Quick-start cheat-sheet

Fitting a TopOGraph

Now, let’s go through a quick start!

TopOMetry functions around the TopOGraph class. It contains dictionaries, attributes and functions to analyse your data. From a data matrix data (np.ndarray, pd.DataFrame or sp.csr_matrix), you can set up a TopoGraph with default parameters:

import topo as tp
   
# Learn topological metrics and basis from data. The default is to use diffusion harmonics.
tg = tp.TopOGraph()
tg.fit(data)

After learning a topological basis, we can access topological metrics and basis in the TopOGraph object, and build different topological graphs.

# Learn a topological graph. Again, the default is to use diffusion harmonics.
tgraph = tg.transform(data) 

Then, it is possible to optimize the topological graph layout. TopOMetry has 5 different layout options: tSNE, MAP, TriMAP, PaCMAP and MDE.

# Graph layout optimization
map_emb = tg.MAP()
mde_emb = tg.MDE()
pacmap_emb = tg.PaCMAP()
trimap_emb = tg.TriMAP()
tsne_emb = tg.tSNE()

We can also plot the embeddings:

tp.plot.scatter(map_emb)

Computing several models at once

The run_layouts() attribute of the TopOGraph object runs all possible combinations of algorithms to perform DR in the TopOMetry framework.

# These settings run all models and layouts
tg.run_layouts(X, n_components=2,
                    bases=['diffusion', 'fuzzy', 'continuous'],
                    graphs=['diff', 'cknn', 'fuzzy'],
                    layouts=['tSNE', 'MAP', 'MDE', 'PaCMAP', 'TriMAP', 'NCVis'])

If no parameters are passed to the run_layouts() function, by default it will perform the following steps:

Similarity learning and building a topological orthogonal basis with:

  • Multiscale diffusion maps ('diffusion')

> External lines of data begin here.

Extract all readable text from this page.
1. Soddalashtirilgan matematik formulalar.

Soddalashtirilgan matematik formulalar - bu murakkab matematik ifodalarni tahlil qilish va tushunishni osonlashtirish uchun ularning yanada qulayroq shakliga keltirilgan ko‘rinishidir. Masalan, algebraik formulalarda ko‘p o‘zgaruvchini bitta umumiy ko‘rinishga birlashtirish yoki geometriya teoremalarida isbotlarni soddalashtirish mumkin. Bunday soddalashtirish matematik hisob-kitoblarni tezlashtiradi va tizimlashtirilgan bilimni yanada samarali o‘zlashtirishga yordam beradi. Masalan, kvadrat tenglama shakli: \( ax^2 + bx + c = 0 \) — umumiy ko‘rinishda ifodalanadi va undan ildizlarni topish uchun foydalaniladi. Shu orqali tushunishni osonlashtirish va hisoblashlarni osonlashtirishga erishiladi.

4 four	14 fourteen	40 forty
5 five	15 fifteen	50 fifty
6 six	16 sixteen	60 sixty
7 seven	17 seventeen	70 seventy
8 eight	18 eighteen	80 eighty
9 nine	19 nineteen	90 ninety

  • Fuzzy simplicial sets Laplacian Eigenmaps (‘fuzzy’);

Learn the topological graphs with:

  • Diffusion harmonics ('diff')

  • Fuzzy simplicial sets

Next, it will use all layout optimization methods:

  • MAP - a lighter UMAP with looser assumptions;

    • MAP and MDE use information both from the orthogonal basis and the topological graph

  • MDE - a general framework for graph layout optimization, with the pyMDE implementation.

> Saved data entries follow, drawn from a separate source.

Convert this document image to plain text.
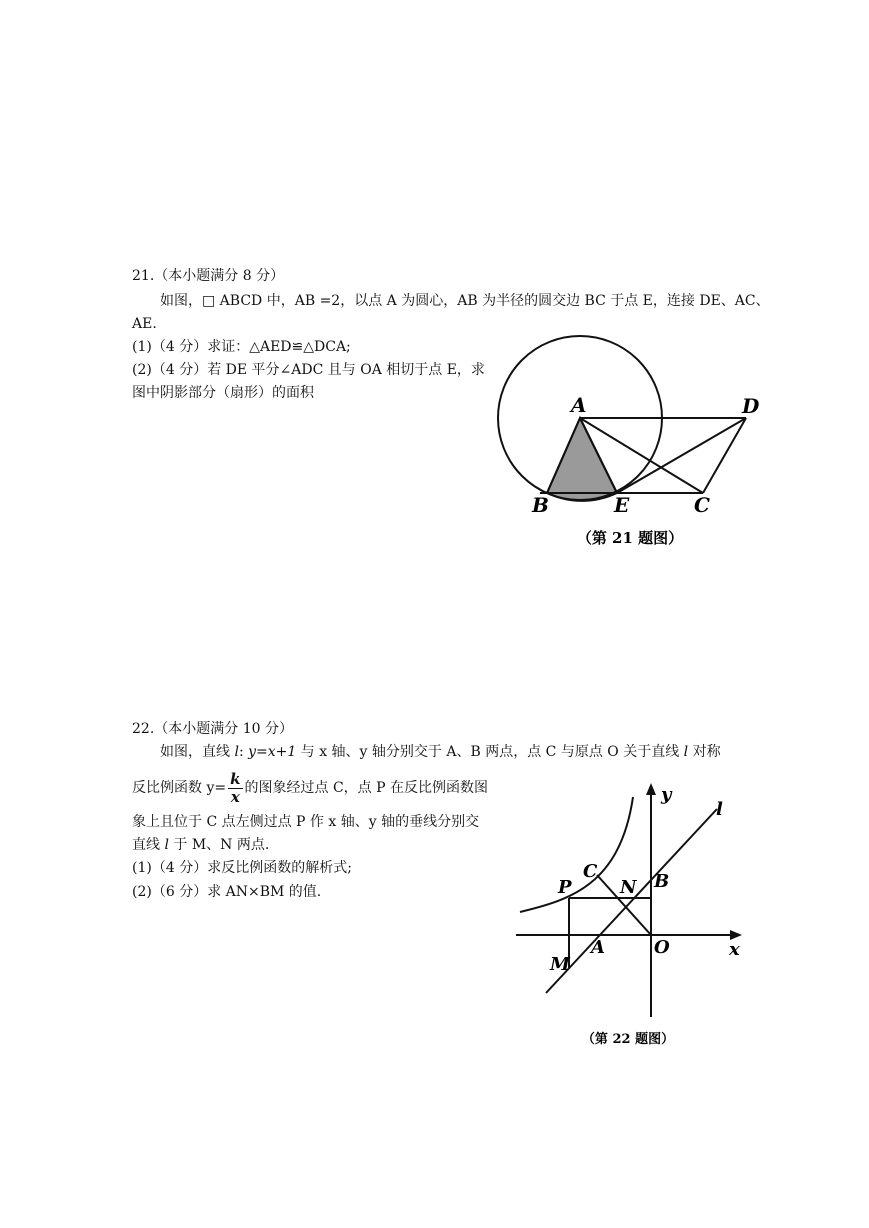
21.（本小题满分 8 分）
如图，□ ABCD 中，AB =2，以点 A 为圆心，AB 为半径的圆交边 BC 于点 E，连接 DE、AC、
AE.
(1)（4 分）求证：△AED≌△DCA;
(2)（4 分）若 DE 平分∠ADC 且与 OA 相切于点 E，求
图中阴影部分（扇形）的面积	A	D
B	E	C
（第 21 题图）
22.（本小题满分 10 分）
如图，直线 l: y=x+1 与 x 轴、y 轴分别交于 A、B 两点，点 C 与原点 O 关于直线 l 对称
反比例函数 $y= \frac{k}{x}$ 的图象经过点 C，点 P 在反比例函数图
象上且位于 C 点左侧过点 P 作 x 轴、y 轴的垂线分别交
直线 l 于 M、N 两点.
(1)（4 分）求反比例函数的解析式;
(2)（6 分）求 AN×BM 的值.
y
l
C
P	N B
A	O	x
M
（第 22 题图）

  • t-SNE - using MulticoreTSNE

  • PaCMAP

  • TriMAP

  • NCVis

MAP, MDE, PaCMAP and NCVis use an spectral initialization from the learned topological graph. TriMAP uses PCA internally as a initialization. NCVis uses a custom initialization procedure.

So if you want to compute the diffusion basis, its diffusion and fuzzy topological graphs, and the associated MAP and PaCMAP layouts, you can simply run:

tg.run_layouts(X, n_components=2,
                    bases=['diffusion'],
                    graphs=['diff', 'fuzzy'],
                    layouts=['MAP','PaCMAP'])

This diversity of options is useful for comparisons and scoring, instead of selecting a single layout algorithm a priori.